Pride Marchers with flag
Credit: Wikimedia Commons/Tony Webster

Homo away from home

Pride Marchers with flag

Credit: Wikimedia Commons/Tony Webster

Anonymous
Writer

For all its faults, living at university provides the freedom to express yourself

Coming to university has had an array of benefits. Sure, there’s been a few drawbacks (like actually having to pay rent, bills, quickly collapsing under the workload of a few extra courses I don’t care for and navigating online enrolment), but, for once, the benefits are what I want to talk about. Most notably, the freest experience of coming out I think you can have. Let’s say you’re 18, you know you’re bi, gay or however you identify – but you’ve not told anyone. When you start university, however, it’s as simple as saying you’re straight; no one really cares because they’ve only just met you.

This was my lucky experience and it was a really liberating feeling, especially considering everyone at Glasgow Uni seems to be at least a little bit gay. It just wasn’t something that needed to be talked about. Not to say that Glasgow University is a space where no one talks about the LGBTQ+ community, but on an individual level, no one cared. Compare this to my pretty religious family that has, as far as I know, no “out” members of the LGBTQ+ community; you start to worry that coming out might be a big deal for them, (especially for some of the older, more conservative members of my family). Add that to your gay high-school best friend’s problematic treatment throughout school and you start to see the fear of coming out back home.

For my first year of university, coming out was a comforting blanket – so much so that I actually felt quite open to the idea of coming out to my friends and family back home. Most of my closest friends, as you’d imagine, just didn’t care, nor did my brother (who I told literally as context for a story I was telling). However, with a few friends I felt like something had changed, despite getting the same supportive initial reaction. A few jokes didn’t bother me, they were all in jest for the most part; but then they started to become increasingly uncalled for and more frequent, eventually getting to a point where I’d express that they were going too far with it, only to get more targeted “jokes”. I thought I was being sensitive on the issue, but a few of my closer friends were also starting to pick up on the problem. I’m aware it comes off “snowflakey”, but I would go as far as to call what they were doing bullying.

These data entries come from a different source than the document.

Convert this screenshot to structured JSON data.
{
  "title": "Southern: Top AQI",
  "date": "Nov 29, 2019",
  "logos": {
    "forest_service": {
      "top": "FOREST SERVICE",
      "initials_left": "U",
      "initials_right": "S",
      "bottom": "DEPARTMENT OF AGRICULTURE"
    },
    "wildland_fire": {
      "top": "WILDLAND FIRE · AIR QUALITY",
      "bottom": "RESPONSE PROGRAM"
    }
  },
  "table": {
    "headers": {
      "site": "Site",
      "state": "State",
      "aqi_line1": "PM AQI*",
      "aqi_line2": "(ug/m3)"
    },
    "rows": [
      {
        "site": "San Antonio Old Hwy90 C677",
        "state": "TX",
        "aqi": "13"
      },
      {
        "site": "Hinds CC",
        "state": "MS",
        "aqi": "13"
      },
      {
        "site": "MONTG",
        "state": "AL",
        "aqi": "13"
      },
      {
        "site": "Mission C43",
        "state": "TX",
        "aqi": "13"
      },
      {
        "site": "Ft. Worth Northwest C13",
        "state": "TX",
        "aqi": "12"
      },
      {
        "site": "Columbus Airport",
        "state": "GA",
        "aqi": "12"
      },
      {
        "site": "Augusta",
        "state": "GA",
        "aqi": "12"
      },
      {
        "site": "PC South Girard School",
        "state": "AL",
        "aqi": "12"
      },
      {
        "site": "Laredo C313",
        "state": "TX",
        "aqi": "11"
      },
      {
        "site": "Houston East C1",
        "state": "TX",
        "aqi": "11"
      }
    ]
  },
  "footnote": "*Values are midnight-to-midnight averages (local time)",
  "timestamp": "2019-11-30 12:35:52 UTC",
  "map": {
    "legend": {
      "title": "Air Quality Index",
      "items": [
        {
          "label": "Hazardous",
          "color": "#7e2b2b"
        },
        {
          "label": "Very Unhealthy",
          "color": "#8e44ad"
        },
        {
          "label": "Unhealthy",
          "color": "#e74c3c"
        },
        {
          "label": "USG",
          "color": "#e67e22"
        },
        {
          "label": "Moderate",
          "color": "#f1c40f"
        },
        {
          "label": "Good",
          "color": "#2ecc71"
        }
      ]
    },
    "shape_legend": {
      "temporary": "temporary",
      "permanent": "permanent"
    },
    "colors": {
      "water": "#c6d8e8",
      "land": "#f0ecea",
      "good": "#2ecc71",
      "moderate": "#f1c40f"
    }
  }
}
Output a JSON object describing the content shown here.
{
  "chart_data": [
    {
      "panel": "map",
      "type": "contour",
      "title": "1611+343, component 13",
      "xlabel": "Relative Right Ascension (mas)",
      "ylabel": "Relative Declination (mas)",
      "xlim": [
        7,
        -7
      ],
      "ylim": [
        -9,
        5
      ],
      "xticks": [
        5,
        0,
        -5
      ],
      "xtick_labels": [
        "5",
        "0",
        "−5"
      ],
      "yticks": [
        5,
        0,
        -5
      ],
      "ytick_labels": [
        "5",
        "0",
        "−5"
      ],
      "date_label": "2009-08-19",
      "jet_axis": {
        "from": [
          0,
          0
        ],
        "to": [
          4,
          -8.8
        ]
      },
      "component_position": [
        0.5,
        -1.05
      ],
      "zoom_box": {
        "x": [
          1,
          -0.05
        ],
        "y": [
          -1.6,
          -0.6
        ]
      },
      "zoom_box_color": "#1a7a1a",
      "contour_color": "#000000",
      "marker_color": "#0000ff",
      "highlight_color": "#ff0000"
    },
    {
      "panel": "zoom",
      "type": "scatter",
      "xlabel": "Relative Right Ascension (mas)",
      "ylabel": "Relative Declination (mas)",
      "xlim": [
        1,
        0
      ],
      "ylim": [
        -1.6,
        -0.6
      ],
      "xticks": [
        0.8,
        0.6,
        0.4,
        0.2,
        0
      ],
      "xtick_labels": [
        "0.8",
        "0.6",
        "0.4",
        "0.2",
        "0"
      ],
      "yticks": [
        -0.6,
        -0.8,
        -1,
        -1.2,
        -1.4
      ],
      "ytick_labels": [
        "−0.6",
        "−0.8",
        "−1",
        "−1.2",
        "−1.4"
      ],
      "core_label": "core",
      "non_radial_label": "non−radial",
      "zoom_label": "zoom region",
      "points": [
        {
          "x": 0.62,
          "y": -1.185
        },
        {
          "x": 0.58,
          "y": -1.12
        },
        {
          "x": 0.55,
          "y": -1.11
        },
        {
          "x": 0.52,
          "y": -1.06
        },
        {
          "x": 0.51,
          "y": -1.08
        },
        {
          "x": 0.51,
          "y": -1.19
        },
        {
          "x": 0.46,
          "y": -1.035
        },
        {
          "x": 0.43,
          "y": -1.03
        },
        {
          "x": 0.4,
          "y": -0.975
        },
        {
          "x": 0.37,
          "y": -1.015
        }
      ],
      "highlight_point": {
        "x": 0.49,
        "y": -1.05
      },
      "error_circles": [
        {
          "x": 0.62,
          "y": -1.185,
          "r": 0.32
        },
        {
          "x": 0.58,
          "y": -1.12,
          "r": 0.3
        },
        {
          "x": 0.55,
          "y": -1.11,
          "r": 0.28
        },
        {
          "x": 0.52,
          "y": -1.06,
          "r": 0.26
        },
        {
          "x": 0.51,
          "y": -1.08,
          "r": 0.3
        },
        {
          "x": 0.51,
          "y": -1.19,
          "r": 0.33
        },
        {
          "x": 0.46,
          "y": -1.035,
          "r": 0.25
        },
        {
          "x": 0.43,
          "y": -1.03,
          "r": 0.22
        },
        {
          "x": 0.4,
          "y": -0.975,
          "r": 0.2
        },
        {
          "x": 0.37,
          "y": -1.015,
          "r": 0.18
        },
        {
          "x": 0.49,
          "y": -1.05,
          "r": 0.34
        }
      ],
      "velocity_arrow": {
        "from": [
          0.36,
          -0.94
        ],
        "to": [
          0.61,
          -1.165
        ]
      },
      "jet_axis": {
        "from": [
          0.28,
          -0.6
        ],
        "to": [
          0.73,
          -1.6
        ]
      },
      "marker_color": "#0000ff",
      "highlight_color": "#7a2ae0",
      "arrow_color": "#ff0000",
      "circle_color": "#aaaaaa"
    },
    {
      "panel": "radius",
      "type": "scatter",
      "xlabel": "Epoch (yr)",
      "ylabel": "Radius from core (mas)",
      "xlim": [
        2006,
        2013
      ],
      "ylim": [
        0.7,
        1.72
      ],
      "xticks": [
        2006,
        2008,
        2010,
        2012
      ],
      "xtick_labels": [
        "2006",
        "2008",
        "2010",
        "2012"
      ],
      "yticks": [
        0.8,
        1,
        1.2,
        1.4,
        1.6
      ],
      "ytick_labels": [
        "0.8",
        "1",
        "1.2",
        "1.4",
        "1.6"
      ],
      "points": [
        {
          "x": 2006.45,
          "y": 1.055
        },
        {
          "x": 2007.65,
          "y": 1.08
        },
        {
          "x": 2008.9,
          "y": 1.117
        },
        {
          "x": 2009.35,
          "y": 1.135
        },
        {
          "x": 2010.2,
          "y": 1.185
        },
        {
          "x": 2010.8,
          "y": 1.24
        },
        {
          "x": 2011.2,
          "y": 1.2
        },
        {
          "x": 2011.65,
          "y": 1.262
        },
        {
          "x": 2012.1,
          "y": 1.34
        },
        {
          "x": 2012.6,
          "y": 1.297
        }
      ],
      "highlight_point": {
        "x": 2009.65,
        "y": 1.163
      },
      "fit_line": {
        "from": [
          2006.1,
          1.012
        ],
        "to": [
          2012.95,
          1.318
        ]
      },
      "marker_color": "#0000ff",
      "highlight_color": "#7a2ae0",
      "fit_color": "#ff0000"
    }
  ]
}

Cut back to university: after a long, very depressing summer, things kind of slid back into place, back to where I felt comfortable and dare I say “at home”, a feeling none of my other friends who had started university seemed to share. I didn’t come out to the rest of my family after my experience with my home friends, and I don’t think I really plan on doing so anytime soon. I doubt any of my close family would care – my brother certainly didn’t – but once one person knows (barring my brother), they all know.

University has given me a little freedom I didn’t necessarily feel I had at home. Some of that restriction might be self-imposed, but for many it is not. At most, my problems are self-created: a few religious, conservative family members sneering at you and a few shitty friends are hardly comparable to being ostracised by your family if you were to come out. This also might seem more like a temporary fix to a problem. University doesn’t last forever, and if I were to enter a same-sex relationship anytime soon, that’s going to be a tricky one to explain to grandma. But for as much as I complain about this and that at university, I will likely look back at this time and cherish it as the best of my life, and this is a big reason why.